Something ruins every day …
I am now a few weeks into the fifth year of life as an office worker. I have become everything I that I promised my 18 year old self I would never be. A degree in criminal justice, years spent working in security, and a strong creative drive wasn’t enough to escape the orbit of the powerful fortune 100 company located in my hometown.
In those five years I have gone from temporary contractor to a legit benefit receiving employee making a few hundred dollars above the lower middle class tax bracket.
The American dream. I’ve made it.
I make enough money to pay my mortgage, to buy the newest iPhone every two years, and to order as much vinyl as I want.
That financial piece of mind came at the expense of almost every moral value that I used to hold. I spend 9-10 hours every day in a pod with three other people. Sitting immobile for a dangerous amount of time completing mostly transactional work that will be automated in the next 5-7 years by more advanced computer technology. I am wasting the prime years of my life working for a corporation only designed to make as much profit as possible.
My brain is rotting away for a corporation that will discard me like the dirty French fry I kicked from the floor of my car onto the parking lot. I am not a person, I am a user ID that an automated accounts payable system pays the same amount of money every two weeks. I am an asset that only exists until the cost benefit analysis formula states it’s cheaper to invest in computer technology instead of paying me $42K a year.
To cope with this meaningless uncreative existence, I listen to music at work. Listening and being a fan of music is one of the few things that generates any kind of emotion in my manic depressive adulthood. I splurged last fall and bought air pods with my new iPhone to enjoy high quality sound, free of the restraints of tangled cords. Heavy metal, pop, electronic, rock and basically anything but modern country music is flowing through my ears at all times.
Today I was responsible for completing my already too many tasks assigned to my desk along with my sick co-workers time sensitive work. At 3:55 pm, nine hours into my work day, I stood up to waddle to the printer to pick up my co-workers emails. The incredibly brutal Venom Prison album that released today was blasting in my ears. Instead of taking out my air pods, I took advantage of their long range Bluetooth capabilities and turned down the volume so I could still hear anyone call my name.
In the 60 or so feet to the printer from my desk, I walked by about a dozen lost souls who are crammed into the open pod office environment like refugees in a shipping container. One of those people is my boss.
I grabbed my documents from the printer tray and turned around to see my boss trudging towards me. He was clearly walking with the intent to talk to me.
Could he be coming over to thank me for doing the work of three people for criminally low pay? Or maybe he is walking over to ask me how my day is going and what I am going to be doing this weekend? I pondered these questions to myself as I prepared myself for a social interaction.
“Hey Scott, I know this is going to sound weird,” he started to say. I looked at him listening intently as I could still hear him through my buds.

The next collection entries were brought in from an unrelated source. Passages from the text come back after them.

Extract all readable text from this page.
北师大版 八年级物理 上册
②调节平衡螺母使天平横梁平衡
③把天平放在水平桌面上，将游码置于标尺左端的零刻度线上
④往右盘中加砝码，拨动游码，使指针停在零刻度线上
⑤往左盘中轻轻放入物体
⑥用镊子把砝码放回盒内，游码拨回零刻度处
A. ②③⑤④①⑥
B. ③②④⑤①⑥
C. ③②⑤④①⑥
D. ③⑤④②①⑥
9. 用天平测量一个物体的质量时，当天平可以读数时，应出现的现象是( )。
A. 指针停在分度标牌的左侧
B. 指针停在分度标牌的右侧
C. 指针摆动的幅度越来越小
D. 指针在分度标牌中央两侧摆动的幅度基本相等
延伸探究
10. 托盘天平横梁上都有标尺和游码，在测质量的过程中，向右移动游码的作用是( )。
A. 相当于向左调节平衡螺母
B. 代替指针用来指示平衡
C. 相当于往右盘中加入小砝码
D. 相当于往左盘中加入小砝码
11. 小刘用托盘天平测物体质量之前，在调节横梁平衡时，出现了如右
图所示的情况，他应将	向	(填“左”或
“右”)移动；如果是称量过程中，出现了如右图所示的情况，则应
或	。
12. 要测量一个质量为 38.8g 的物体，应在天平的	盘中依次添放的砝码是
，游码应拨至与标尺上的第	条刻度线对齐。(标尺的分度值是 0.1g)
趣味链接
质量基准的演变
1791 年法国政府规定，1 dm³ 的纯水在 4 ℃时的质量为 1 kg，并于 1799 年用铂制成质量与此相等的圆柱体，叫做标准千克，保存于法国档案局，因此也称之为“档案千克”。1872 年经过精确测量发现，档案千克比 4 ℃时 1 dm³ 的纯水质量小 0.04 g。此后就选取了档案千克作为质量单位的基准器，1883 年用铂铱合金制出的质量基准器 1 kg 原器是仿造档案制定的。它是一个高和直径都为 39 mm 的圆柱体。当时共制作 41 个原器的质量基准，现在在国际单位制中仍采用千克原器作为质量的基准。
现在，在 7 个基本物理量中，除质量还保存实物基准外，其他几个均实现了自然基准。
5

“I am going to have to ask you to not wear your ear buds as you walk around the office. They want us to tell you that as some of the higher leadership has noticed people walking around with ear buds in. It’s a safety concern.”
I hadn’t talked to my boss in days. Days in which I did an immaculate job completing my job and the job of others. I never take a lunch. I come into work early and I leave late. I am a model employee. Instead of recognizing that and thinking to himself it would be extremely petty to confront me about my headphones on a day where I am covering the work of multiple desks, my boss did the bidding of his corporate overlords and acted upon the unsafe behavior he was ordered to watch for in the memo sent to him through the internal propaganda machine.
Close to 4 pm on a Friday of a week full of so much work, any rational person would consider it unhealthy for only one person to complete, my boss told me to stop doing the one thing that prevents me from completely losing my mind.
He could have walked up to me and said, “Hey Scott, fuck your mother. Oh and your big nose combined with your flabby second chin makes your face look like a terrifying cross between a crow and pig. Go eat shit and die,” and I would have been less offended than him asking me to take out my air pods for “safety” concerns.
“Sure thing,” I said like the pathetic loser I now am.
As the disgusting corporate middle manager mutation scurried back to his desk, I stood in the print hub paralyzed as an existential crisis quickly engulfed me.
Except for a few rare moments, I am so busy at work I do not have time to acknowledge how excruciating my life is. Those moments have become less and less frequent as the corporate machine slowing breaks me down, killing my creative and optimistic adolescence and giving birth to my mindless and hollow adulthood.
Every once in a while something breaks me out of my trance and I am forced to look around and witness the horror of unhinged American capitalism. The horror, that if I am lucky, I will be working in for the next 30 years.